Ask the Coach — Week 9
This is the column where, each week, I’ll be answering one website visitor’s question in hopes of supporting all visitors through shared (and likely, relevant) challenges, triumphs, and struggles.
Dear Kerri,
How do I learn to like myself better?
Signed,
Melancholy in Munich
Dear Melancholy,
This is a simply stated, yet powerful question. Thank you for your courage in sending it to me.
The short answer? By loving yourself where you’re at.
In my work with clients, and personally, I’ve found that the most powerful shifts can be made in our lives when we let go of the resistance to where we are currently. By loving ourselves where we are, we become more gentle with our spirits, more patient with our growth, and more compassionate to all around us. It’s in this place that I’ve seen and experienced some pretty amazing changes occur.
I remember working with a therapist years ago on uncovering some of the reasons behind my eating and weight gain. One day, she said to me, “To begin to get your health and body back in the shape it once was, you need to love your body as it is now.” At the time, I thought this was the most ridiculous thing I had ever heard! Why would I make any changes to my lifestyle if I loved myself the way I was? What’s the motivation? It took a year of her gently and subtly dropping that message during our sessions before I finally got it. And it was when I practiced loving myself not at my ideal weight that my eating improved and the pounds started coming off. What I discovered was by living in a place of self nonacceptance, I was hanging onto the weight like a shield — protecting myself not only from the potential of others’ judgment, but more significantly, of my own judgment.

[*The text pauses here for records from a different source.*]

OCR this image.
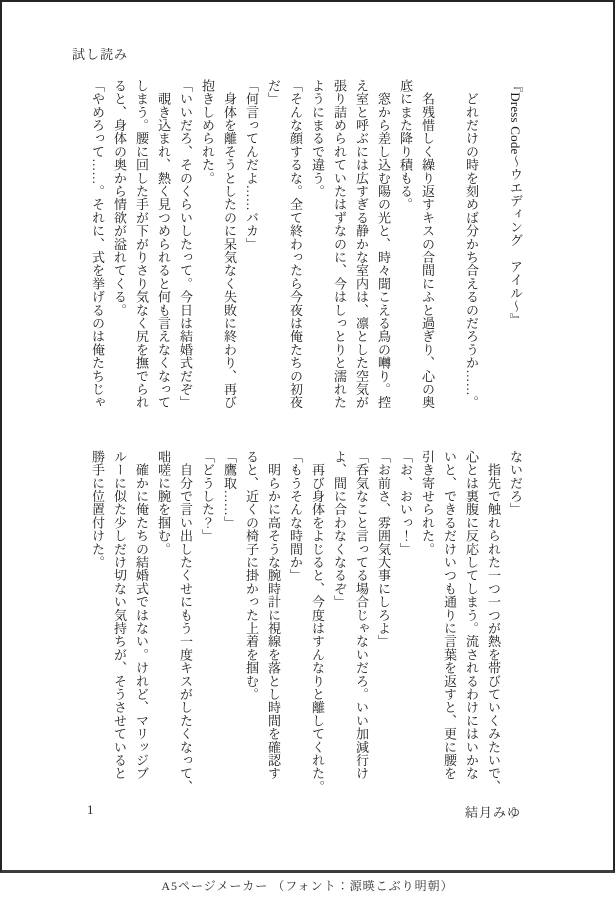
試し読み
『Dress Code〜ウエディング　アイル〜』

　どれだけの時を刻めば分かち合えるのだろうか……。

　名残惜しく繰り返すキスの合間にふと過ぎり、心の奥
底にまた降り積もる。
　窓から差し込む陽の光と、時々聞こえる鳥の囀り。控
え室と呼ぶには広すぎる静かな室内は、凛とした空気が
張り詰められていたはずなのに、今はしっとりと濡れた
ようにまるで違う。
「そんな顔するな。全て終わったら今夜は俺たちの初夜
だ」
「何言ってんだよ……バカ」
　身体を離そうとしたのに呆気なく失敗に終わり、再び
抱きしめられた。
「いいだろ、そのくらいしたって。今日は結婚式だぞ」
　覗き込まれ、熱く見つめられると何も言えなくなって
しまう。腰に回した手が下がりさり気なく尻を撫でられ
ると、身体の奥から情欲が溢れてくる。
「やめろって……。それに、式を挙げるのは俺たちじゃ
ないだろ」
　指先で触れられた一つ一つが熱を帯びていくみたいで、
心とは裏腹に反応してしまう。流されるわけにはいかな
いと、できるだけいつも通りに言葉を返すと、更に腰を
引き寄せられた。
「お、おいっ！」
「お前さ、雰囲気大事にしろよ」
「呑気なこと言ってる場合じゃないだろ。いい加減行け
よ、間に合わなくなるぞ」
　再び身体をよじると、今度はすんなりと離してくれた。
「もうそんな時間か」
　明らかに高そうな腕時計に視線を落とし時間を確認す
ると、近くの椅子に掛かった上着を掴む。
「鷹取……」
「どうした？」
　自分で言い出したくせにもう一度キスがしたくなって、
咄嗟に腕を掴む。
　確かに俺たちの結婚式ではない。けれど、マリッジブ
ルーに似た少しだけ切ない気持ちが、そうさせていると
勝手に位置付けた。
1	結月みゆ
A5ページメーカー （フォント：源暎こぶり明朝）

Since that time, I’ve seen how this approach can relate to all aspects of our lives. What is it about yourself and your life that you are dissatisfied with? What changes do you wish you could make, but aren’t? Take a look at those areas and check in to see how self critical you are in regards to where you’re at. The negative voice inside our heads and the painful words it spews shoot right to the heart of the young child in us all. When you say and think hurtful or hateful things, picture yourself as a young child. Would you really speak to her that way? To pass along some advice I read years ago, pull a photograph out of yourself as a young girl and put it someplace where you’ll see it often. When you start the self defeating talk, look deep into her eyes and show her the love and compassion that you would any other child.
You have the opportunity to be an attentive and caring mother to her, and it is in that place when you’ll begin to feel the fulfillment of loving yourself right where you’re at. And you deserve all the support you desire. If you feel a therapist or a coach (depending on the source of the current struggle) would be of help, give yourself that gift.